In tomorrow’s budget Chancellor George Osborne is going to greenlight the £33Bn Crossrail 2 project.  He reckons that Crossrail is a top priority scheme for London.  He’s right.

London is the world’s second greatest city (after Brisbane of course).  And I’m pleased London is taking its infrastructure seriously.

So, George – I have some good news for you.  I might be able to help you pay for it.  You see, there’s a damn good chance that there’s oil under London.  Probably quite a lot of it!

The recent Gatwick Gusher oil discovery at Horse Hill, a mere 6 miles south of the M25, proved that those big thick juicy limestones in the Kimmeridge Clays, sitting only half a mile beneath the picturesque Surrey countryside, are full of the black stuff.

The Gatwick Gusher is the biggest onshore oil strike for a single well in UK history and it’s still early days. These limestones stretch across a vast area of southern England.

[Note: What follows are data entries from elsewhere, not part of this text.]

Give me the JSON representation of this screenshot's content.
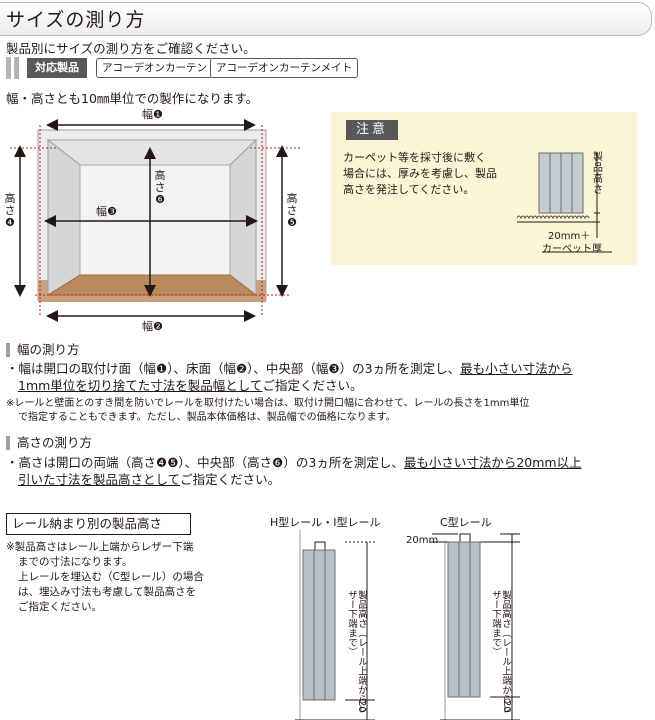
{
  "header": {
    "title": "サイズの測り方"
  },
  "intro": "製品別にサイズの測り方をご確認ください。",
  "products": {
    "label": "対応製品",
    "items": [
      "アコーデオンカーテン",
      "アコーデオンカーテンメイト"
    ]
  },
  "unit_note": "幅・高さとも10㎜単位での製作になります。",
  "diagram": {
    "width1": "幅❶",
    "width2": "幅❷",
    "width3": "幅❸",
    "height4_char": "高さ",
    "height4_num": "❹",
    "height5_char": "高さ",
    "height5_num": "❺",
    "height6_char": "高さ",
    "height6_num": "❻"
  },
  "caution": {
    "title": "注意",
    "lines": [
      "カーペット等を採寸後に敷く",
      "場合には、厚みを考慮し、製品",
      "高さを発注してください。"
    ],
    "product_height": "製品高さ",
    "carpet_line1": "20mm＋",
    "carpet_line2": "カーペット厚"
  },
  "width_section": {
    "heading": "幅の測り方",
    "line1_pre": "・幅は開口の取付け面（幅❶）、床面（幅❷）、中央部（幅❸）の3ヵ所を測定し、",
    "line1_u": "最も小さい寸法から",
    "line2_u": "1mm単位を切り捨てた寸法を製品幅として",
    "line2_post": "ご指定ください。",
    "note1": "※レールと壁面とのすき間を防いでレールを取付けたい場合は、取付け開口幅に合わせて、レールの長さを1mm単位",
    "note2": "で指定することもできます。ただし、製品本体価格は、製品幅での価格になります。"
  },
  "height_section": {
    "heading": "高さの測り方",
    "line1_pre": "・高さは開口の両端（高さ❹❺）、中央部（高さ❻）の3ヵ所を測定し、",
    "line1_u": "最も小さい寸法から20mm以上",
    "line2_u": "引いた寸法を製品高さとして",
    "line2_post": "ご指定ください。"
  },
  "rail_section": {
    "box_title": "レール納まり別の製品高さ",
    "notes": [
      "※製品高さはレール上端からレザー下端",
      "までの寸法になります。",
      "上レールを埋込む（C型レール）の場合",
      "は、埋込み寸法も考慮して製品高さを",
      "ご指定ください。"
    ],
    "h_label": "H型レール・I型レール",
    "c_label": "C型レール",
    "mm_label": "20mm",
    "vert_label_a": "製品高さ",
    "vert_label_b": "（レール上端からレザー下端まで）",
    "num20": "20"
  },
  "colors": {
    "floor": "#c8a27c",
    "note_bg": "#fcf5d5",
    "tag_bg": "#595757",
    "curtain": "#b7c0c8"
  }
}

The Houston based advisers, the smart people at Nutech, reckon there’s 124 billion barrels (P50) of oil beneath the 1,200 square miles of the Surrey and Sussex countryside.  And I think this number is still a tad conservative – the Weald Basin actually stretches much further than the 1,200 square miles that was mentioned back in April last year.

At the moment Horse Hill has produced some of England’s finest oil gushing to surface at a combined 1,500 barrels a day. And the testing continues. I can’t wait to see the final results. Imagine how many thousands of barrels a day could come from a few serious horizontal wells!

So, London itself?

We know there’s oil at Gatwick.  Horse Hill has shown that.   And the black stuff has been flowing from the same rocks 10 miles further south at Balcombe.

But those juicy limestone rocks and the Kimmeridge Clays that feed them happen to run north as well, and are known to exist within the M25. Follow the Kimmeridge geology further north and you end up in the North Sea.

I’ve had a good look at the data and I’m pretty bullish about this one.  If I told you exactly where to find this oil beneath London, I’d have to kill you!

The Kimmeridge Clays, named after the tiny Dorset village of Kimmeridge on the Dorset coast of England, are arguably the most economically important units of rocks in the whole of Europe, being the major source rock for oil fields in the North Sea hydrocarbon province.

So we now seem to maybe have a bit of the North Sea in the south of England. But no one ever thought the Kimmeridge was mature enough in the South of England to have oil – let alone oil that flows. Until now.

Maybe George is dreaming of a new benchmark for oil – “West Sussex Intermediate”. “WSI”. That’s got a good ring to it and sounds better than West Texas Intermediate “WTI” or “Brent”.

The history books have been rewritten and even the scientists who doubted are starting to pay attention.  You can’t ignore the fact that tankers of oil are actually heading off to the refinery and into people’s cars by now. It takes a few weeks to go through the system.

I even saw it on CNN yesterday.

This is a new oil discovery for the UK and a very exciting one.

Oil drilling in London? Now that’s going to cause a fuss!  The NIMBY brigade will have a field day.  ‘Not in my back yard’ I can hear the good citizens of Kensington and Chelsea shouting!

But these days oil extraction is an environmentally sensitive, low impact business – a bit like keyhole surgery.  So little chance that people will even know the wells are there.

Tomorrow’s budget is going to be a challenge, with more cuts expected, and public finances looking less strong than people thought.  So the prospect of serious oil underneath England, including maybe London, could be welcome news.

In other news, I’m just back from Cuba where the Cubans have finished drilling a well 7,000 metres horizontally under the ocean from land. Maybe Horse Hill could reach the M25 that way?

Now Cuban oil is a different story. More on this in later posts, but the potential there is beyond enormous, and I’m very pleased to be part of that now.